Sunday, October 19, 2014

Mystory IV & V



Decision Scene:
A sailboat is an image that comes to mind when I think about my decision making. Something as simple as choosing what color shirt to wear for me involves me constantly changing my mind, just as a sailboat is constantly being changed by the wind. One underlying reason I think I do this is because I sometimes am weary of a potential outcome of a choice, so while at first I thought the choice would produce a good outcome I quickly realized that maybe it won’t so I changed my decision and thusly changed my direction. I try to stay committed to things, but if I think it will not turn out for my benefit then I may quickly abandon the idea.


Memory Glimpse:
As far back as I can remember is an experience I had one day at lunch when I was in elementary school. Kids began throwing their trays away and preparing to make their way to the playground. I don’t know why but that day I decided to bring three quarters to school with me, and after lunch buy three Hostess Ding Dongs for me and two of my friends. Why I decided to do this, I may never figure out the true reasoning. I walked over to the table and handed the lady three quarters, and she handed me three Ding Dongs. I was smiling ear to ear, so happy to give my friends a treat for lunch. I looked around the lunch room and I didn’t see them anywhere, checked the playground still no sign of them. Finally I asked some other kids, and eventually figured out that there weren’t at school today. Once I figured that out, I was devastated. I had three Ding Dongs and no one to share them with. From my best recollection, I can remember finding a bench, and sitting alone and eating the three Ding Dongs. I wasn’t happy at all that I got more food, I was sad because I had all this food and no one to share it with.
Micro Scenes:
As I have grown older I have experienced many awkward moments, but looking back I can recall my first true awkward moment. I was in the fourth grade; I can remember the cool morning and my father walking me to class.
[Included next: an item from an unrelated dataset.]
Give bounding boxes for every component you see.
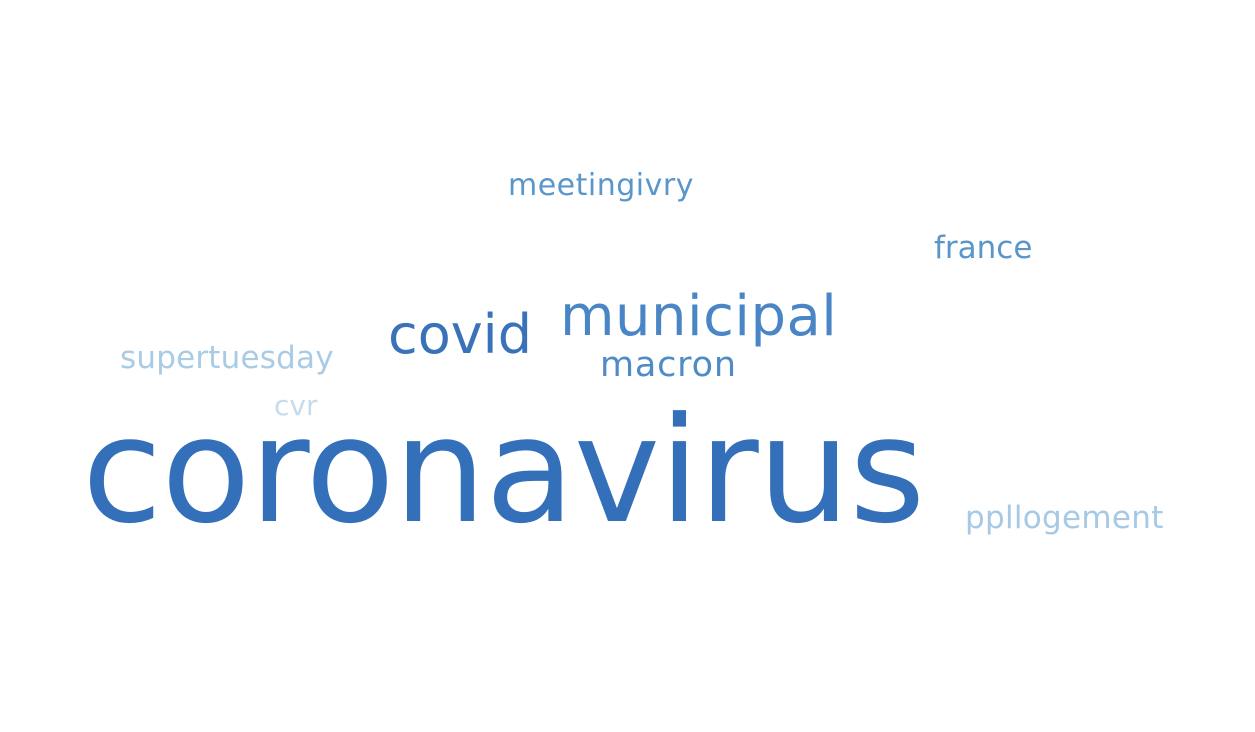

The strange thing about this was that my Dad never walked me to class; I was always dropped off at the front of the school and just walked to class myself. At the beginning of the year I was enrolled in Mr. Hills class, and for some odd reason which I still do not know today my mother did not like that man. I thought he was a nice guy and a good teacher, but apparently she didn’t agree with me. Eventually she forced me to switch classes. In hindsight it wasn’t really a big deal, the classrooms were even connected. At the time though I thought it was life changing. I didn’t know anyone in the other class, or the teacher, I was petrified and embarrassed to go to school. That is why my Dad walked me to class that day. I walked into the classroom that morning, literally almost hiding behind the teacher’s leg. She said “Class this is Casey Love, he is the new student.” At that moment everyone was looking at me, they seemed nice but I didn’t know any of them. Would they like me, dislike me I didn’t know. The worst part about that moment was the mystery. I just stood there in silence not knowing what to do. It was just complete silence for a few seconds. At that very instance is when I had my first awkward moment. Was it a good memory, not really. Would I ever forget it, there’s no way I possibly could.

1 comment:

  1. The sailboat image is interesting to me. What you are describing is called tacking, moving from side to side so the sails fill and you ultimately, and indirectly, get to your destination. One of my students taught me that long ago. Your other posts are sad and really provide that sting that makes a memory linger, sometimes forever.